Effects of the invention As described above, according to the invention, waves can be effectively dissipated without generating wave splash and while ensuring the flow of water. Moreover, the waves create an airflow inside the vent, and this airflow causes the sounding body to generate sound, which not only alerts you to the state of the waves.
Sound can provide peace of mind to people near the water.
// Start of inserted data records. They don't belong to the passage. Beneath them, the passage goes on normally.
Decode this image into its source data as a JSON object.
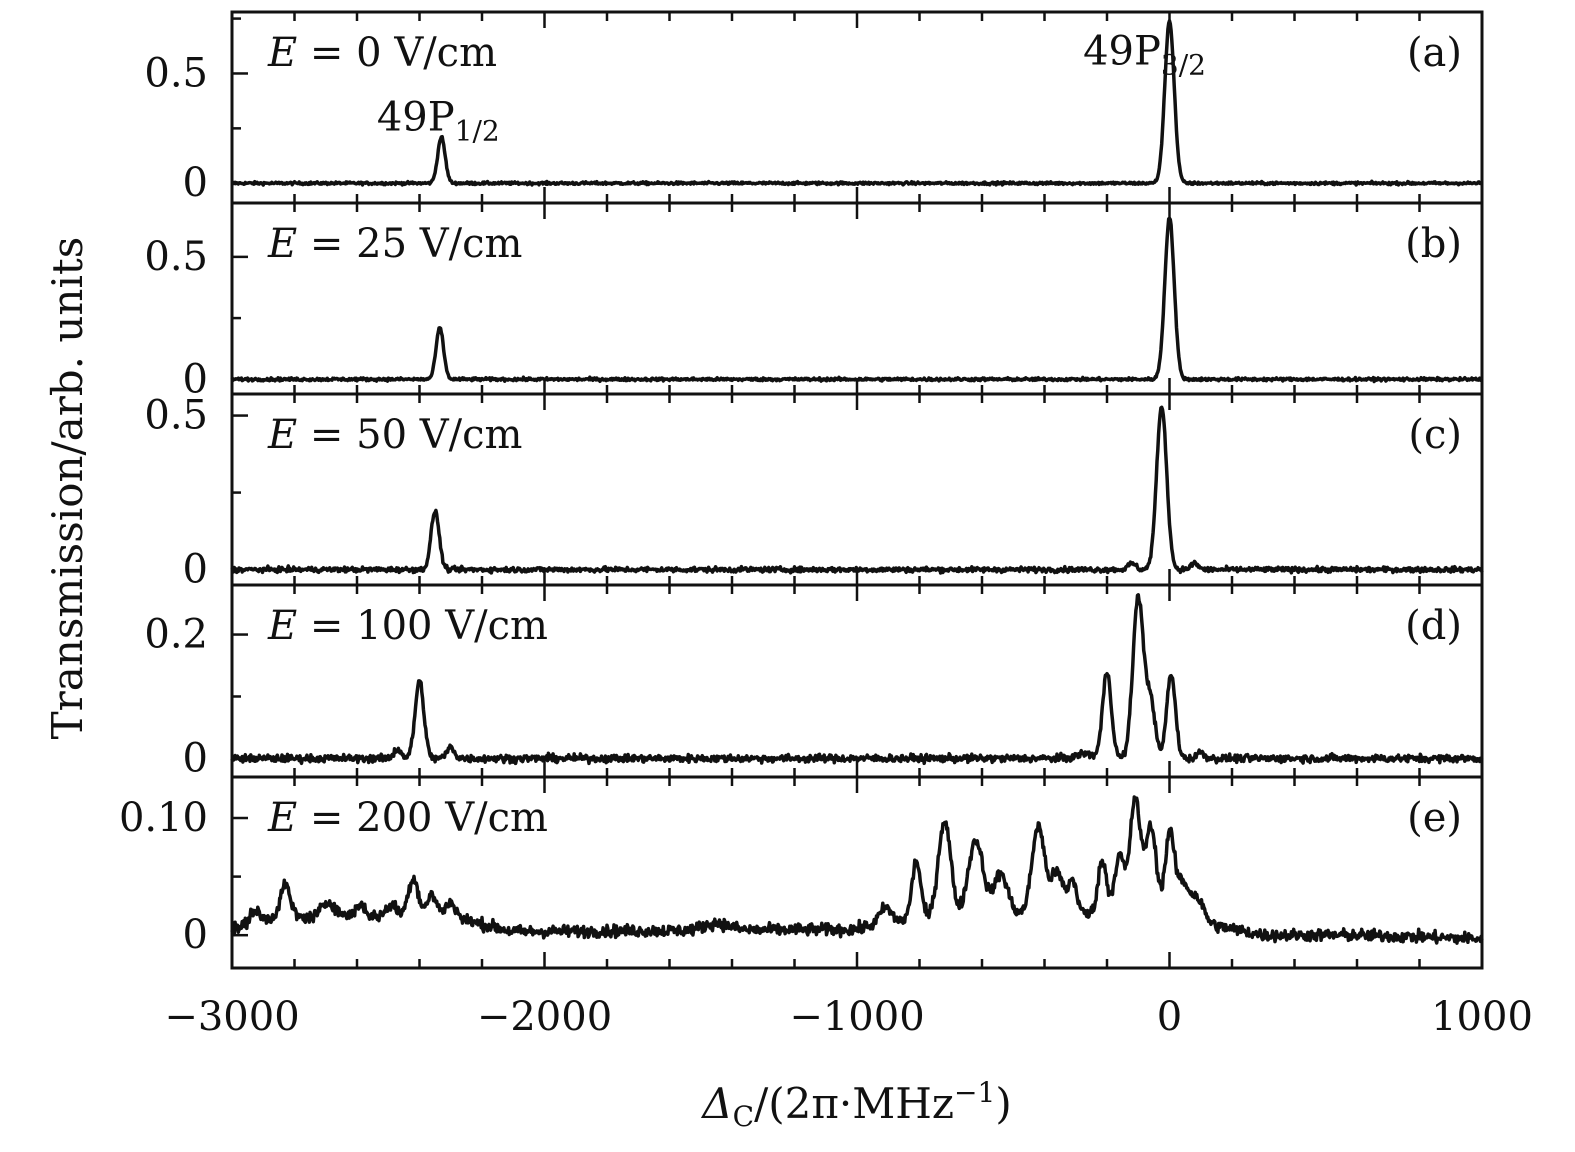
{
  "chart_data": {
    "type": "line",
    "xlabel": "Δ_C/(2π·MHz⁻¹)",
    "xlabel_parts": {
      "delta": "Δ",
      "sub": "C",
      "rest": "/(2π·MHz",
      "sup": "−1",
      "close": ")"
    },
    "ylabel": "Transmission/arb. units",
    "xlim": [
      -3000,
      1000
    ],
    "x_ticks": [
      -3000,
      -2000,
      -1000,
      0,
      1000
    ],
    "x_tick_labels": [
      "−3000",
      "−2000",
      "−1000",
      "0",
      "1000"
    ],
    "grid": false,
    "panels": [
      {
        "tag": "(a)",
        "field_label": {
          "var": "E",
          "rest": " = 0  V/cm"
        },
        "ylim": [
          -0.09,
          0.78
        ],
        "y_ticks": [
          0,
          0.5
        ],
        "y_tick_labels": [
          "0",
          "0.5"
        ],
        "noise": 0.003,
        "annotations": [
          {
            "text": "49P",
            "sub": "1/2",
            "x": -2340,
            "y": 0.3
          },
          {
            "text": "49P",
            "sub": "3/2",
            "x": -80,
            "y": 0.6
          }
        ],
        "peaks": [
          {
            "x": -2330,
            "amp": 0.21,
            "width": 12
          },
          {
            "x": 0,
            "amp": 0.74,
            "width": 15
          }
        ]
      },
      {
        "tag": "(b)",
        "field_label": {
          "var": "E",
          "rest": " = 25  V/cm"
        },
        "ylim": [
          -0.06,
          0.72
        ],
        "y_ticks": [
          0,
          0.5
        ],
        "y_tick_labels": [
          "0",
          "0.5"
        ],
        "noise": 0.003,
        "peaks": [
          {
            "x": -2335,
            "amp": 0.21,
            "width": 12
          },
          {
            "x": 0,
            "amp": 0.66,
            "width": 15
          }
        ]
      },
      {
        "tag": "(c)",
        "field_label": {
          "var": "E",
          "rest": " = 50  V/cm"
        },
        "ylim": [
          -0.05,
          0.57
        ],
        "y_ticks": [
          0,
          0.5
        ],
        "y_tick_labels": [
          "0",
          "0.5"
        ],
        "noise": 0.004,
        "peaks": [
          {
            "x": -2350,
            "amp": 0.19,
            "width": 13
          },
          {
            "x": -120,
            "amp": 0.02,
            "width": 12
          },
          {
            "x": -25,
            "amp": 0.53,
            "width": 16
          },
          {
            "x": 80,
            "amp": 0.02,
            "width": 12
          }
        ]
      },
      {
        "tag": "(d)",
        "field_label": {
          "var": "E",
          "rest": " = 100  V/cm"
        },
        "ylim": [
          -0.03,
          0.28
        ],
        "y_ticks": [
          0,
          0.2
        ],
        "y_tick_labels": [
          "0",
          "0.2"
        ],
        "noise": 0.003,
        "peaks": [
          {
            "x": -2470,
            "amp": 0.015,
            "width": 12
          },
          {
            "x": -2400,
            "amp": 0.125,
            "width": 14
          },
          {
            "x": -2300,
            "amp": 0.018,
            "width": 12
          },
          {
            "x": -270,
            "amp": 0.008,
            "width": 25
          },
          {
            "x": -200,
            "amp": 0.14,
            "width": 14
          },
          {
            "x": -100,
            "amp": 0.262,
            "width": 17
          },
          {
            "x": -60,
            "amp": 0.09,
            "width": 14
          },
          {
            "x": 5,
            "amp": 0.135,
            "width": 14
          },
          {
            "x": 100,
            "amp": 0.01,
            "width": 12
          }
        ]
      },
      {
        "tag": "(e)",
        "field_label": {
          "var": "E",
          "rest": " = 200  V/cm"
        },
        "ylim": [
          -0.028,
          0.135
        ],
        "y_ticks": [
          0,
          0.1
        ],
        "y_tick_labels": [
          "0",
          "0.10"
        ],
        "noise": 0.0025,
        "peaks": [
          {
            "x": -2930,
            "amp": 0.01,
            "width": 14
          },
          {
            "x": -2830,
            "amp": 0.028,
            "width": 16
          },
          {
            "x": -2690,
            "amp": 0.012,
            "width": 22
          },
          {
            "x": -2590,
            "amp": 0.01,
            "width": 16
          },
          {
            "x": -2490,
            "amp": 0.01,
            "width": 16
          },
          {
            "x": -2420,
            "amp": 0.033,
            "width": 16
          },
          {
            "x": -2360,
            "amp": 0.018,
            "width": 16
          },
          {
            "x": -2300,
            "amp": 0.012,
            "width": 16
          },
          {
            "x": -910,
            "amp": 0.012,
            "width": 18
          },
          {
            "x": -810,
            "amp": 0.05,
            "width": 14
          },
          {
            "x": -720,
            "amp": 0.083,
            "width": 20
          },
          {
            "x": -620,
            "amp": 0.065,
            "width": 24
          },
          {
            "x": -540,
            "amp": 0.035,
            "width": 22
          },
          {
            "x": -420,
            "amp": 0.075,
            "width": 20
          },
          {
            "x": -360,
            "amp": 0.035,
            "width": 20
          },
          {
            "x": -310,
            "amp": 0.028,
            "width": 14
          },
          {
            "x": -215,
            "amp": 0.045,
            "width": 14
          },
          {
            "x": -160,
            "amp": 0.05,
            "width": 16
          },
          {
            "x": -110,
            "amp": 0.098,
            "width": 16
          },
          {
            "x": -60,
            "amp": 0.074,
            "width": 18
          },
          {
            "x": 0,
            "amp": 0.065,
            "width": 14
          },
          {
            "x": 40,
            "amp": 0.03,
            "width": 22
          },
          {
            "x": 90,
            "amp": 0.018,
            "width": 20
          },
          {
            "x": -1450,
            "amp": 0.006,
            "width": 40
          }
        ],
        "envelope": [
          {
            "x": -3000,
            "y": 0.004
          },
          {
            "x": -2900,
            "y": 0.014
          },
          {
            "x": -2700,
            "y": 0.016
          },
          {
            "x": -2300,
            "y": 0.016
          },
          {
            "x": -2100,
            "y": 0.003
          },
          {
            "x": -1000,
            "y": 0.005
          },
          {
            "x": -900,
            "y": 0.012
          },
          {
            "x": -500,
            "y": 0.018
          },
          {
            "x": 0,
            "y": 0.018
          },
          {
            "x": 150,
            "y": 0.008
          },
          {
            "x": 300,
            "y": 0.0
          },
          {
            "x": 600,
            "y": 0.0
          },
          {
            "x": 1000,
            "y": -0.003
          }
        ]
      }
    ]
  }
}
[Brief explanation of drawings]

FIG. 1 is an overall sectional view showing an embodiment of the present invention;
Fig. 2 is a view taken along the line A-A in Fig. 1, Fig. 3 is a view showing the state in which the wave-dissipating blocks of the present invention are stacked, and Fig. 4 is a view taken along the arrow A-A in Fig. 1.
The figure is an overall sectional view showing another embodiment of the present invention. 1...Wave dissipating block, 2...Through hole, 5a, 5
b... Narrow path section, 6... Water retarding section, 7a, 7b, 21
...Vent, 8...Air, 9...Flute, 10...Wave, 11...Wave-dissipating wall.

Claims (1)

[Scope of Claim for Utility Model Registration] 1. A through-hole that forms a columnar body and whose cross-sectional area of the flow path changes by narrowing and expanding is formed in the axial direction, and one end of this through-hole is opened in the direction in which waves propagate. It is a wave-dissipating block that is stacked vertically and horizontally in multiple stages to form an embankment body, with one end communicating with the middle of the through hole, and the other end forming a ventilation hole open to the outside. A wave-dissipating block characterized in that a sounding body is provided in the middle of the ventilation hole to generate sound by the flow of air. 2. A claim for utility model registration characterized in that vent holes are formed so that vertically adjacent through holes communicate with each other when stacked, and one end of the vent hole communicates with a narrow portion of the through hole. The wave-dissipating block described in Range 1.